Union Grocery Workers Picket to Protest DC Metro Store Closures
In the Baltimore-Washington area there are three union supermarket chains: Safeway, Giant, and Shoppers Food. There may soon be two, as Shoppers’ corporate parent is rapidly closing locations with little public explanation.
The grocery workers, who are members of United Food and Commercial Workers (UFCW) Locals 400 and 27, say the parent company, United Natural Foods Inc, (UNFI), is closing the profitable stores to satisfy private equity investors. They want the company to consider more than their wealthy investors, and have conducted informational picketing to alert the community.
Prior to its sale to UNFI, Shoppers had been known as a good company to work for, with excellent benefits and wages negotiated by UFCW over the years. The roughly 3000 Shoppers workers have an average seniority of 18 years and their long tenures in the same store means they know their customers personally. One UFCW member in DC expressed uncertainty about the future and the ability to find a secure job with good benefits in a grocery industry that is under pressure from anti-union retailers like Wal-Mart to drive down wages. She said many workers live paycheck to paycheck and losing these union jobs will drive many into financial distress trying to make ends meet. Union activists said Shoppers workers could go from a union job offering $18 per hour with vacation, extra Sunday pay, and excellent healthcare to a nonunion one offering $12 per hour with little or no benefits. Another member from a store in Maryland was worried about losing the healthcare benefits because her daughter depends on the vision benefits negotiated in her union contract.

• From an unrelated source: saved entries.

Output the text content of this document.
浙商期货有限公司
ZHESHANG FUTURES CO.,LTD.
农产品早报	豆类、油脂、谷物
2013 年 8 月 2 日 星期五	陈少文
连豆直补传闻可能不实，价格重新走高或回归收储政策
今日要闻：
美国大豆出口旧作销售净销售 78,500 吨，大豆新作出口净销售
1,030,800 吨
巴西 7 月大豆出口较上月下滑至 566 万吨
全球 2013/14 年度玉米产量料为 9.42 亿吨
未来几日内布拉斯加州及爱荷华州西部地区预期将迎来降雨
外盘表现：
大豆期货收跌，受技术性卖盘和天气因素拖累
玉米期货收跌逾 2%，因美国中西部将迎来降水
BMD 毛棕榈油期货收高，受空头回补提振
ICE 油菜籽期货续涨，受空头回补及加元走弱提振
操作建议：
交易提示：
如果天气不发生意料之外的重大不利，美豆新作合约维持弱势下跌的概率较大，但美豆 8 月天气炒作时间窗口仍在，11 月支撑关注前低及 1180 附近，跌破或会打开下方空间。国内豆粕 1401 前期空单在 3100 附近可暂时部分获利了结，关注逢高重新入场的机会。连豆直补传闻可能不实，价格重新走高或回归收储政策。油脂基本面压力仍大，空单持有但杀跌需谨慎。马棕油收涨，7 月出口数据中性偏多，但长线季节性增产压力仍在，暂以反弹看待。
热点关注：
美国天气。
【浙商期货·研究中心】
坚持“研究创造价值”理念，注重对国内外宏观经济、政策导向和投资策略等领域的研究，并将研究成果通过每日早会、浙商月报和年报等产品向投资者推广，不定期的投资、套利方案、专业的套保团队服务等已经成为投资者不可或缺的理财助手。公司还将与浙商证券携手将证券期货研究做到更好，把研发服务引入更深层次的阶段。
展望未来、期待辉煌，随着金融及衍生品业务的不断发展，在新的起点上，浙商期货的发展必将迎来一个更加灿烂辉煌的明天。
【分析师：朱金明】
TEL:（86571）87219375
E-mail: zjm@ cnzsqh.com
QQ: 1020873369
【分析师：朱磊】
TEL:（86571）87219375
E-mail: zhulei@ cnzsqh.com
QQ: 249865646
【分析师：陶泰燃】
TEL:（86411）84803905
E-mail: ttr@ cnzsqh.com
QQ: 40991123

The UFCW members are frustrated because the parent company has left them in the dark about the store closures. UFCW is demanding the UNFI take measures to facilitate handing off the Shoppers locations to other union employers such as Giant or Safeway in order to preserve good jobs and avoid food deserts in poor communities.
Losing union jobs like those at Shoppers has a devastating impact on workers and consumers in our communities. Many of the Shoppers locations facing closure are serving communities bereft of grocery stores and their closure drives consumers out of their community to shop. The decent wages and benefits offer stability and dignity in many communities that are often economically insecure.
As Catholics, we must stand up for good union jobs that uphold the dignity of work and give members of our community economic security. We need to stand against the erosion of decent jobs in favor of an economy that favors Wall Street and wealthy investors instead of our communities.